This is difficult to write so please be patient with me.
My DD is 6 years old. She’s always suffered with low self-esteem but over the last months things have been getting progressively worse. She exhibits behaviours that could indicate anxiety, ADHD, Autism or a combination. We are in the process of getting a private assessment.
DD has such a negative view of herself and puts herself under so much pressure. It’s as if feels she needs to be ‘good’ 24/7 and when she is unable to do so (naturally) she punishes herself and it causes a flight/fight - which ends up in 'fight'. She is such a kind person – looking after kids at school who are lonely or hurt etc. Her first thought is always for others.
Since Y1 at school she has been reluctant to attend school, saying she misses us or its boring or it is too hard (again putting herself under far too much pressure). We have exhausted all efforts to find out what is happening there and I’m relatively confident school is not the issue. She goes in now of her own accord if we don't make a big deal of her refusing - but she gets really clingy at the door.

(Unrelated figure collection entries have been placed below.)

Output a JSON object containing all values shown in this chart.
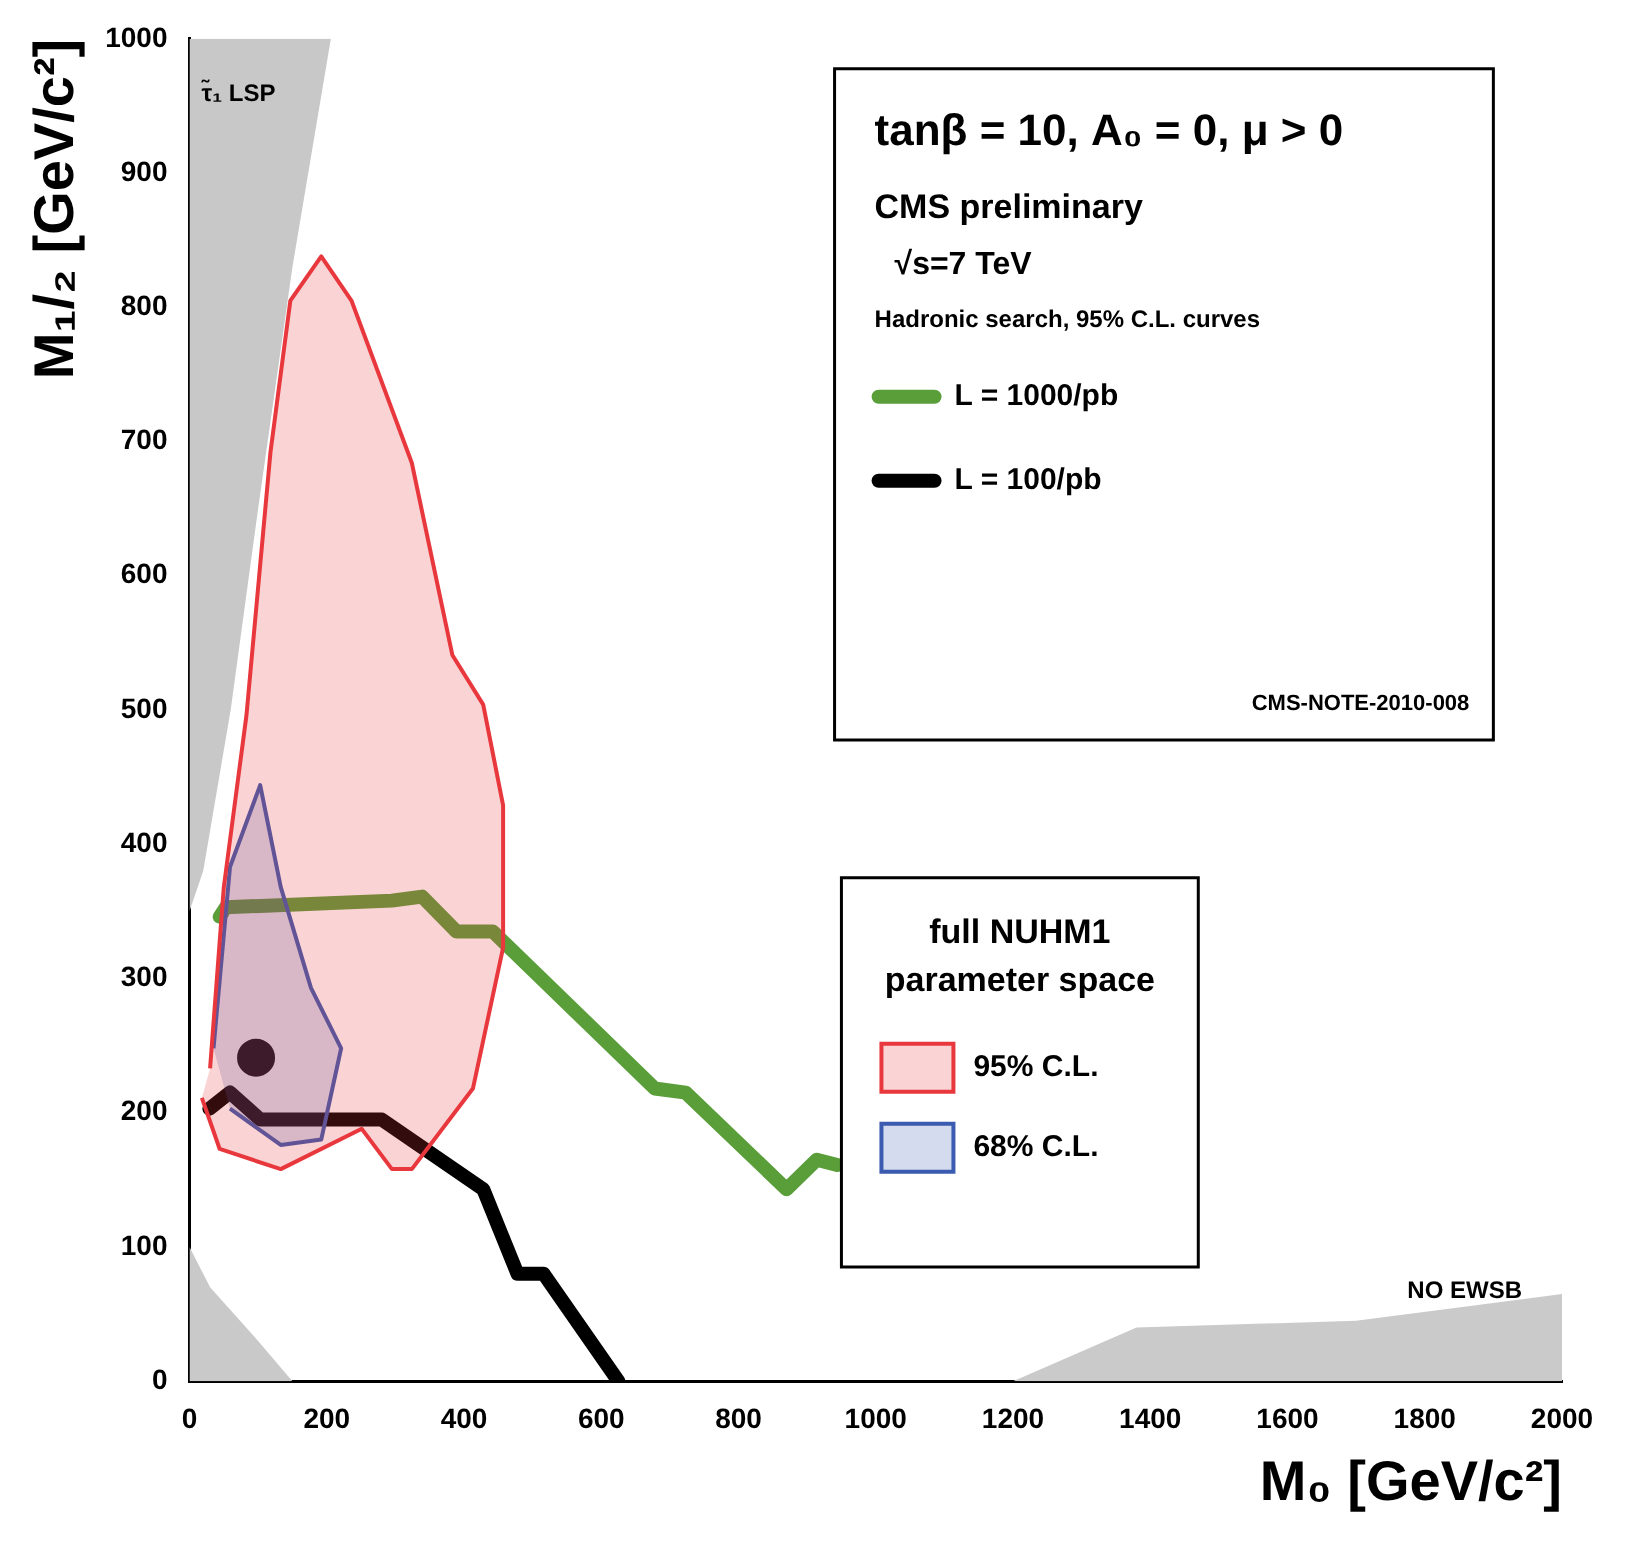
{
  "chart_data": {
    "type": "line",
    "xlabel": "M₀ [GeV/c²]",
    "ylabel": "M₁/₂ [GeV/c²]",
    "legend_title": "full NUHM1 parameter space",
    "legend": "right",
    "grid": false,
    "xlim": [
      0,
      2000
    ],
    "xticks": [
      0,
      200,
      400,
      600,
      800,
      1000,
      1200,
      1400,
      1600,
      1800,
      2000
    ],
    "ylim": [
      0,
      1000
    ],
    "yticks": [
      0,
      100,
      200,
      300,
      400,
      500,
      600,
      700,
      800,
      900,
      1000
    ],
    "annotations": [
      "tanβ = 10, A₀ = 0, μ > 0",
      "CMS preliminary",
      "√s=7 TeV",
      "Hadronic search, 95% C.L. curves",
      "CMS-NOTE-2010-008",
      "τ̃₁ LSP",
      "NO EWSB"
    ],
    "series": [
      {
        "type": "area",
        "color": "#c8c8c8",
        "x": [
          0,
          206,
          150,
          100,
          60,
          20,
          0
        ],
        "values": [
          1000,
          1000,
          830,
          650,
          500,
          380,
          350
        ]
      },
      {
        "type": "area",
        "color": "#c9c9c9",
        "x": [
          0,
          0,
          30,
          100,
          150
        ],
        "values": [
          0,
          100,
          70,
          30,
          0
        ]
      },
      {
        "type": "area",
        "color": "#cacaca",
        "x": [
          1200,
          1380,
          1700,
          2000,
          2000
        ],
        "values": [
          0,
          40,
          45,
          65,
          0
        ]
      },
      {
        "type": "area",
        "name": "95% C.L.",
        "color": "#e8383d",
        "x": [
          30,
          50,
          83,
          118,
          147,
          192,
          236,
          324,
          383,
          428,
          457,
          457,
          413,
          324,
          295,
          251,
          133,
          44,
          18
        ],
        "values": [
          233,
          368,
          496,
          692,
          805,
          838,
          805,
          684,
          541,
          504,
          429,
          323,
          218,
          158,
          158,
          188,
          158,
          173,
          211
        ]
      },
      {
        "type": "area",
        "name": "68% C.L.",
        "color": "#3a5bb0",
        "x": [
          35,
          59,
          103,
          133,
          177,
          221,
          192,
          133,
          59
        ],
        "values": [
          248,
          383,
          444,
          368,
          293,
          248,
          180,
          176,
          203
        ]
      },
      {
        "name": "L = 1000/pb",
        "color": "#5a9e3a",
        "x": [
          44,
          53,
          295,
          339,
          389,
          442,
          678,
          723,
          870,
          914,
          944
        ],
        "values": [
          346,
          353,
          358,
          361,
          335,
          335,
          218,
          215,
          143,
          165,
          161
        ]
      },
      {
        "name": "L = 100/pb",
        "color": "#000000",
        "x": [
          29,
          59,
          103,
          280,
          428,
          478,
          516,
          625
        ],
        "values": [
          203,
          215,
          195,
          195,
          143,
          80,
          80,
          0
        ]
      },
      {
        "type": "scatter",
        "marker": "circle",
        "color": "#000000",
        "x": [
          97
        ],
        "values": [
          241
        ]
      }
    ]
  }
}
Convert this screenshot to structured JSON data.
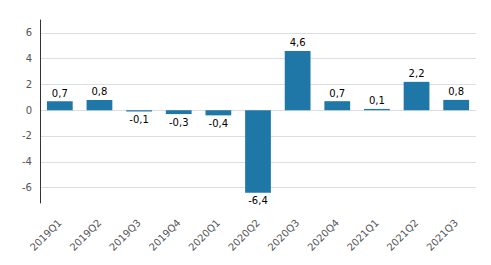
{
  "chart_data": {
    "type": "bar",
    "categories": [
      "2019Q1",
      "2019Q2",
      "2019Q3",
      "2019Q4",
      "2020Q1",
      "2020Q2",
      "2020Q3",
      "2020Q4",
      "2021Q1",
      "2021Q2",
      "2021Q3"
    ],
    "values": [
      0.7,
      0.8,
      -0.1,
      -0.3,
      -0.4,
      -6.4,
      4.6,
      0.7,
      0.1,
      2.2,
      0.8
    ],
    "value_labels": [
      "0,7",
      "0,8",
      "-0,1",
      "-0,3",
      "-0,4",
      "-6,4",
      "4,6",
      "0,7",
      "0,1",
      "2,2",
      "0,8"
    ],
    "color": "#1f77a8",
    "ylim": [
      -7.2,
      7.0
    ],
    "yticks": [
      -6,
      -4,
      -2,
      0,
      2,
      4,
      6
    ],
    "grid": true,
    "data_labels": true
  }
}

She has a small group of friends at school but she does struggle at times as she perceives them to not like her if they won’t play games she suggests for example. The friendship group does have its ups and downs but no more than you’d expect for that age.
While we try everything to boost her self confidence (classes outside school, reassuring her etc) the main issue is that she is prone to violence with us when she gets overwhelmed. We think she masks her anxiety and then ‘blows’ at home. She punches/kicks, follows us round the house (normally ends with one of use having to barricade themselves in a room). It is like she is in a trance and we cannot get her out of it – the only times she snaps out of it quickly are if she inadvertently hurts herself and it shocks her. Afterwards she gets so apologetic, crys and talks about how life would be better if she wasn’t here as ‘life is too hard’. It breaks my heart.
Has anyone been through anything like this? We are hoping the assessment will help us understand the underlying issue and allow us to focus on helping her. But these outbursts of rage – we don’t know what to do for the best and it is taking its toll on the entire family….
Thank you in advance for reading this.